I recently made a shift from a small non-profit organization to a rather large company (5000+ users). So I can understand what it is like to view the IT world from both perspectives. In my previous position, I was a Network Engineer for a healthcare provider. When I was brought on board, my very first project was to migrate our datacenter to the cloud. Microsoft Azure was the provider selected for this project. This decision was made after a tour of their facility. It was only a few hours from our location and it was reassuring to know where our data lived.
We subscribed to Azure for Virtualization as well as their Infrastructure as A Service (IAAS). The infrastructure was required to connect a tunnel back to the office and to successfully setup Active Directory Federated Services.
The Virtualization project went fairly well. We setup many fresh Windows Server 2012 R2 machines and moved our databases over to them. We had roughly 60 Virtual machines hosted in Azure. They ranged from everything including Application, Database, Development Servers and QA Servers. This was almost 100% completed when we discovered that some of our third party products used for HR and Accounting did not support remote clients (off site). The database connections did not like going through the cloud and connections were very spotty even with dedicated connections. When we reached out to the vendors for support, they were quick to say they did not support cloud solutions simply because they have not tested it themselves and they highly suggest we locally host their application server and databases.
Since this was not immediately an option because we passed the point of no return, I was able to remedy the situation by creating a terminal server in the cloud and allowing the users to remote desktop into a machine in the cloud to use the applications. This worked because the client application was on the same physical network as the application server.
The Azure solution was doing its job and everyone was happy for about 4 months. Then Christmas (2014) came, and you may remember hearing something about Xbox live being shut down due to a Distributed Denial of Service attack (DDOS). There was a group who calls themselves “The Lizard Squad”, they had promised the world that they would shut down Xbox Live for the holidays, and well… They kept that promise. I only mention this because Xbox Live is hosted in the Azure Cloud. For a full week before Christmas, we were having dropped connections, failed sessions and breaks in our VPN Tunnel to Azure. I contacted Microsoft support several times during this week and each time we had troubleshooted and tried everything to determine the cause, yet each ticket went unresolved. They never acknowledged or publicly announced they were having issues with Azure. However, Xbox Live did make a public announcement and explained what was happening to their service. I tried to use the Xbox announcement as ammo with Azure support, but they genuinely had no clue. Luckily, the Service Level Agreement (SLA) was never officially breached because we only lost connectivity for a few minutes at a time and over the course of 7 days it only added up to about 50 minutes.
The biggest CON of going to the cloud is that you are placing all of your “eggs in one basket” so-to-speak. When an issue arises, you are helpless. Your fully qualified IT Professionals are now reduced to a normal people who can do nothing more than sit on the phone holding for support. Microsoft Azure Support has a minimum of 4 hour response time and even then, it was an average of 12 hours before a third party non-Microsoft contractor would contact you back.

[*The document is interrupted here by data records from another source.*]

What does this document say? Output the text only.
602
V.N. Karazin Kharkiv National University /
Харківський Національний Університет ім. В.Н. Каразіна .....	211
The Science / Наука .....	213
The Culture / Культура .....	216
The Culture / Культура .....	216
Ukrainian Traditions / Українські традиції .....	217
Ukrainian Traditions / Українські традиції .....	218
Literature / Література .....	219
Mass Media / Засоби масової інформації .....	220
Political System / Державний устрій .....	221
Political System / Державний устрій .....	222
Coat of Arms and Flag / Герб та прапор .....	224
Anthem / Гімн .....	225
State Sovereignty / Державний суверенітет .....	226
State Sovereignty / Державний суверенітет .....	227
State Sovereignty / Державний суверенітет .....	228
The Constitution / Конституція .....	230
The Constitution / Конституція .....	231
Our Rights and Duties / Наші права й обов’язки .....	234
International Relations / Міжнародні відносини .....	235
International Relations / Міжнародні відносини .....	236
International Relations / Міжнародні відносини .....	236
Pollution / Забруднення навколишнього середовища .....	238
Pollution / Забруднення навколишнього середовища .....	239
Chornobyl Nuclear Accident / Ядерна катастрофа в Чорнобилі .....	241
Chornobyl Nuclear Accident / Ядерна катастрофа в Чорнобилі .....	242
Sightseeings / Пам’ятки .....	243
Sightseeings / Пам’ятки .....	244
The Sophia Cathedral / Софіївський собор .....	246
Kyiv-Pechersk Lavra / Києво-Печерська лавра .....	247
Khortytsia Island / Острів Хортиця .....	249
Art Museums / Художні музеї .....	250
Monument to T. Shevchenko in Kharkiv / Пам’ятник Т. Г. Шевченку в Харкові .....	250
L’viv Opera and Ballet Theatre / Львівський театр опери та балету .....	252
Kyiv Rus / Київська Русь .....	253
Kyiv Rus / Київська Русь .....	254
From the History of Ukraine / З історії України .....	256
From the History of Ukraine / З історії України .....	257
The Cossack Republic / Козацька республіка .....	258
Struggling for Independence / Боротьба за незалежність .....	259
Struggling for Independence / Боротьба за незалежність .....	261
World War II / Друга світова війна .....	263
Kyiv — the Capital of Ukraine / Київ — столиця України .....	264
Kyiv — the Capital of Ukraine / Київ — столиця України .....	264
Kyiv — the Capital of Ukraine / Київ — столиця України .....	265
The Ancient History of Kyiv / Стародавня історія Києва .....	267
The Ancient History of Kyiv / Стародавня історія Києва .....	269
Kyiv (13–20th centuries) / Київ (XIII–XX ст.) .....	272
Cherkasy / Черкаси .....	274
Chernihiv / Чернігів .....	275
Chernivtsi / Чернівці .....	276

In summary, the cloud has a lot of hype. The marketing teams of cloud vendors do a lot to ramp up the excitement of using cloud services. But, from a business standpoint you must ask yourself the following questions when considering going to the cloud:
How much would it cost your business if your network went down for an hour? two? three?
Would you have to start sending people home if it lasted longer than that?
Do you like to have control over your assets?
Are you ready to let someone whom you do not know run the critical infrastructure of your business?
As an IT professional, there is nothing worse than having production environment be down and all you can do is make a phone call and twiddle your thumbs.
If you; or someone you know, is thinking of joining the cloud bandwagon, then please consider the pros and cons and evaluate the challenges involved with outsourcing your IT resources.